Qin Dui no dijo nada más, solo un nombre.

Yu Shijin le lanzó una mirada y sacó directamente su teléfono para hacer una llamada.

Tras decir unas pocas palabras a la otra persona, le pasó el teléfono y dijo una sola palabra con frialdad: —Toma.

Qin Dui ya podía adivinar quién estaba al otro lado de la línea, pero aun así no podía creerlo.

¿Una sola llamada suya podía llegar a los altos cargos?

Todo su cuerpo temblaba.

Levantó las manos varias veces antes de finalmente coger el teléfono.

Tan pronto como habló, una sarta de regaños le llegó desde el otro lado del teléfono: «Te di la oportunidad de ascender.

Si no quieres apreciarla, está bien, ¡pero cómo te atreves a interferir en los asuntos del Maestro Yu!

¡La audacia de meterte con la gente del Maestro Yu!

¿Estás cansado de vivir?

Si quieres morir, no me arrastres contigo, ¡y mucho menos a todo el departamento!».

No había duda de que esa era la voz de su jefe supremo.

El color desapareció del rostro de Qin Dui.

Si no fuera porque su racionalidad lo contenía, podría haberse desmayado en el acto.

—Llévame con ella —dijo Yu Shijin, tomando el teléfono y mirándolo con calma.

Por supuesto, Qin Dui sabía de quién hablaba Yu Shijin.

No se atrevió a decir nada más.

Se llevó a algunas personas con él mientras caminaba tambaleándose hacia el cuartito oscuro.

—Espera —dijo Chu Xuning, inquieto—.

¿Dónde la han encerrado?

Al oír esto, Qin Dui sintió como si su cuerpo hubiera perdido toda la energía.

Abrió y cerró la boca, incapaz de pronunciar una sola palabra.

Justo en ese momento, el grupo ya había llegado al cuartito oscuro.

La habitación solo tenía una puerta de metal, sin ventanas.

Solo se podía vigilar la pantalla del monitor desde fuera si se quería observar al criminal.

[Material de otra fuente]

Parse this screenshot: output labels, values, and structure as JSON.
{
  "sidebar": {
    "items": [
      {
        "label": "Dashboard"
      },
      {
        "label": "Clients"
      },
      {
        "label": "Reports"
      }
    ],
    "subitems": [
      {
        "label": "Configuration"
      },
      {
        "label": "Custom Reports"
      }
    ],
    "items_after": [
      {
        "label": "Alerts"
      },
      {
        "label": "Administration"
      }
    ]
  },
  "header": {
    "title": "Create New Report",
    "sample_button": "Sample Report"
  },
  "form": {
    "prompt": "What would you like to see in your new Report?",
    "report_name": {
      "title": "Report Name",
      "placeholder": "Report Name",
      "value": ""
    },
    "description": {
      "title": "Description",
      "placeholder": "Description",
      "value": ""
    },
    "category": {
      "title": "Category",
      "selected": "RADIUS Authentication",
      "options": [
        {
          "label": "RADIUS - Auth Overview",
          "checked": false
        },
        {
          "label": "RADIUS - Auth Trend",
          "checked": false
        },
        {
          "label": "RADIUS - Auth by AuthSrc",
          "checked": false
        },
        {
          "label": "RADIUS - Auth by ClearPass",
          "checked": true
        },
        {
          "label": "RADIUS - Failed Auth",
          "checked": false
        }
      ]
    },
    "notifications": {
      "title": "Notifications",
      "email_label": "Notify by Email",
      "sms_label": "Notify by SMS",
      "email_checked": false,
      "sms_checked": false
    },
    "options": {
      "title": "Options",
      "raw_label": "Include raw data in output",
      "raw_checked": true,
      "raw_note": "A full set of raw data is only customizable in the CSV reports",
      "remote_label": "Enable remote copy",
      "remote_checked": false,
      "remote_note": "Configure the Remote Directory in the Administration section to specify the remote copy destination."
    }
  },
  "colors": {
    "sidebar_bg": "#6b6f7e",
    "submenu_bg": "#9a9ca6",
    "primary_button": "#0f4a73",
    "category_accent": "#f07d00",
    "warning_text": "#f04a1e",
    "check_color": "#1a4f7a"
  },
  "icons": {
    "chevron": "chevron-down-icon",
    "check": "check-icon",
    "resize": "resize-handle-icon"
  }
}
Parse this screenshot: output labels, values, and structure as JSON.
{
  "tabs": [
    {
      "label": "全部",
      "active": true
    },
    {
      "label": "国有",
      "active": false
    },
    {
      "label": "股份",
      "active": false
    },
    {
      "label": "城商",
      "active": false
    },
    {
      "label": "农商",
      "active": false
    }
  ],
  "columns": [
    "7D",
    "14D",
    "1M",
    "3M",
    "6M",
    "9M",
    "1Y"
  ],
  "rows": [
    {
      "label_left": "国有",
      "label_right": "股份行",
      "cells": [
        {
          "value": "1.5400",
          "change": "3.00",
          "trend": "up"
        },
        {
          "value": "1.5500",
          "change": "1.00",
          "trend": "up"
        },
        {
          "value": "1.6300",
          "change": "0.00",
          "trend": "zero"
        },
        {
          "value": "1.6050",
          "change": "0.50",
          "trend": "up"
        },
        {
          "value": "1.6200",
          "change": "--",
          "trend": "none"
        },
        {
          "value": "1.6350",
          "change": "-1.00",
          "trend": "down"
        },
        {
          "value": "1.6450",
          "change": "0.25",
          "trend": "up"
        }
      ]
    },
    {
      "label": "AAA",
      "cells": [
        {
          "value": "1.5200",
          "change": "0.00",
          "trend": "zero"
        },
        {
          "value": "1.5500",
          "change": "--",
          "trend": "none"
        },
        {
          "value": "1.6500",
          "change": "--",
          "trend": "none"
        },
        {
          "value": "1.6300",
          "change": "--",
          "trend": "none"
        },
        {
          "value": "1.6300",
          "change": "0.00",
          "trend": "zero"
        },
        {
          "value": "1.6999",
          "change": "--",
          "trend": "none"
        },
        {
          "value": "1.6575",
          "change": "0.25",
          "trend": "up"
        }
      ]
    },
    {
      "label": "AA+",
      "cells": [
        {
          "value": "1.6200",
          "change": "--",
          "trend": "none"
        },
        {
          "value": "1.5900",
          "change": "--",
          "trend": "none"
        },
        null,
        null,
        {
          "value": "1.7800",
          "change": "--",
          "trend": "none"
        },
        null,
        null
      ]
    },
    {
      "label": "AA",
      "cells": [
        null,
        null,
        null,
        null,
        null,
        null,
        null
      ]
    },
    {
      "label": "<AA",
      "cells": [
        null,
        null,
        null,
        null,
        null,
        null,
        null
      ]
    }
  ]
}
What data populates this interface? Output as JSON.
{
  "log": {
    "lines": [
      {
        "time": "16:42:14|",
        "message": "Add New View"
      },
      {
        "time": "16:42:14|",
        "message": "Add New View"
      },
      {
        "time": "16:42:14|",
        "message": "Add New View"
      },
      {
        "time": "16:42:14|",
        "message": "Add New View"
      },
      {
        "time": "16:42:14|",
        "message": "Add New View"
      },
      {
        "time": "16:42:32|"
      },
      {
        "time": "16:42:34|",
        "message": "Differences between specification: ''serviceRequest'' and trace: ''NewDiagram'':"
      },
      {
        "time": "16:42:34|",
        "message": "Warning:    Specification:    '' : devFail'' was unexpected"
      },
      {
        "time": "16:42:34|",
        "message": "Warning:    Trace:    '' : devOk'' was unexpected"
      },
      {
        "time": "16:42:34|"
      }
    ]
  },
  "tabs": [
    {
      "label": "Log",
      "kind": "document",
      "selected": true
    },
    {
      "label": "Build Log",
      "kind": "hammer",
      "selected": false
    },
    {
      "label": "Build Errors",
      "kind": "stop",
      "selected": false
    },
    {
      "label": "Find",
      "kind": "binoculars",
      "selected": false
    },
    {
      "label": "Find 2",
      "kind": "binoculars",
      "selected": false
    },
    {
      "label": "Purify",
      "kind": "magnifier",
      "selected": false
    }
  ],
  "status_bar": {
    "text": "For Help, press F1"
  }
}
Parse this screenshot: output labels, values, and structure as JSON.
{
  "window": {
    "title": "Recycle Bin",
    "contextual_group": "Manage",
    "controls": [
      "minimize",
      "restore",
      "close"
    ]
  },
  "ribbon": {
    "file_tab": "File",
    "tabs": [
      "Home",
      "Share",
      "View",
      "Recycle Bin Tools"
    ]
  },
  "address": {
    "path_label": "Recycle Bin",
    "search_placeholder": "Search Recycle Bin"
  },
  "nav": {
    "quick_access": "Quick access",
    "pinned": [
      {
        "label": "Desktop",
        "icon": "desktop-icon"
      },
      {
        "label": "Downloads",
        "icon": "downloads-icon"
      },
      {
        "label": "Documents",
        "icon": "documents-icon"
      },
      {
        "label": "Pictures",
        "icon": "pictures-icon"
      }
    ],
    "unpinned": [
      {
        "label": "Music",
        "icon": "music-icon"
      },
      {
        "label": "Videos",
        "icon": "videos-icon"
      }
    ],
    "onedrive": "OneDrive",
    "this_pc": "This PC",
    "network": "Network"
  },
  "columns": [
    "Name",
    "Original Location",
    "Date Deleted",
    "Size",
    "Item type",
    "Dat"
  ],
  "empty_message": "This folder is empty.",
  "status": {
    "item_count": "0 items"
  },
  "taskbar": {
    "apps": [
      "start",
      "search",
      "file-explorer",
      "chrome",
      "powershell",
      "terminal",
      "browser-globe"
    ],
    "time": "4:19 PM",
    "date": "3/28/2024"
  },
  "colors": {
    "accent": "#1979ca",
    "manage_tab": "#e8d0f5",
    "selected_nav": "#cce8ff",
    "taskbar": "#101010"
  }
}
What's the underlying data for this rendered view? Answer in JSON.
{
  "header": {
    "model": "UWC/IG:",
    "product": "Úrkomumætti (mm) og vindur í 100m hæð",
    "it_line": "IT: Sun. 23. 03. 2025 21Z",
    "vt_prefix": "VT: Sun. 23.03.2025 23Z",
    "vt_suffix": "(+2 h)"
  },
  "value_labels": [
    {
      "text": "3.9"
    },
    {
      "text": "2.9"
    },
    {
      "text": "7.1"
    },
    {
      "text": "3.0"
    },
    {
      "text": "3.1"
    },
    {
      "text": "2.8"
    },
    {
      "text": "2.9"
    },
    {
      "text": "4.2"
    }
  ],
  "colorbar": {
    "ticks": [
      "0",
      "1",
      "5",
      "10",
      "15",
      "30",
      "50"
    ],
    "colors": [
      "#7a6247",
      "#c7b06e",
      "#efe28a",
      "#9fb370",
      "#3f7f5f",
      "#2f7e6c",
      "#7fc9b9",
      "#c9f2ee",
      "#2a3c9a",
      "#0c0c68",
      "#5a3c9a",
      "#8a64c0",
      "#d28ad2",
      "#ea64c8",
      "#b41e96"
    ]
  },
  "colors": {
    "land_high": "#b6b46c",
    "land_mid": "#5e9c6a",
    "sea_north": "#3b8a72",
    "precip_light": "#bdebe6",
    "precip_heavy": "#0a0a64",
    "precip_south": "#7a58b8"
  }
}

Yu Shijin se detuvo frente a la pantalla del monitor y se quedó mirando la grabación.

La silueta de esa persona estaba simplemente apoyada contra la pared.

Incluso llevaba unas esposas.

Todos los presentes sabían cómo era el cuartito oscuro.

Esta sala no se usaba a la ligera si no era para un criminal extremadamente terrible.

Incluso los tipos más duros cedían después de estar encerrados ahí dentro.

Sin embargo, la persona que estaba dentro era claramente la que había salvado Ciudad Verde.

Las uñas de Yu Shijin se clavaron profundamente en sus palmas.

Giró ligeramente la cabeza hacia la fila de personas que tenía detrás y preguntó con una calma espeluznante: —¿Quién la metió ahí?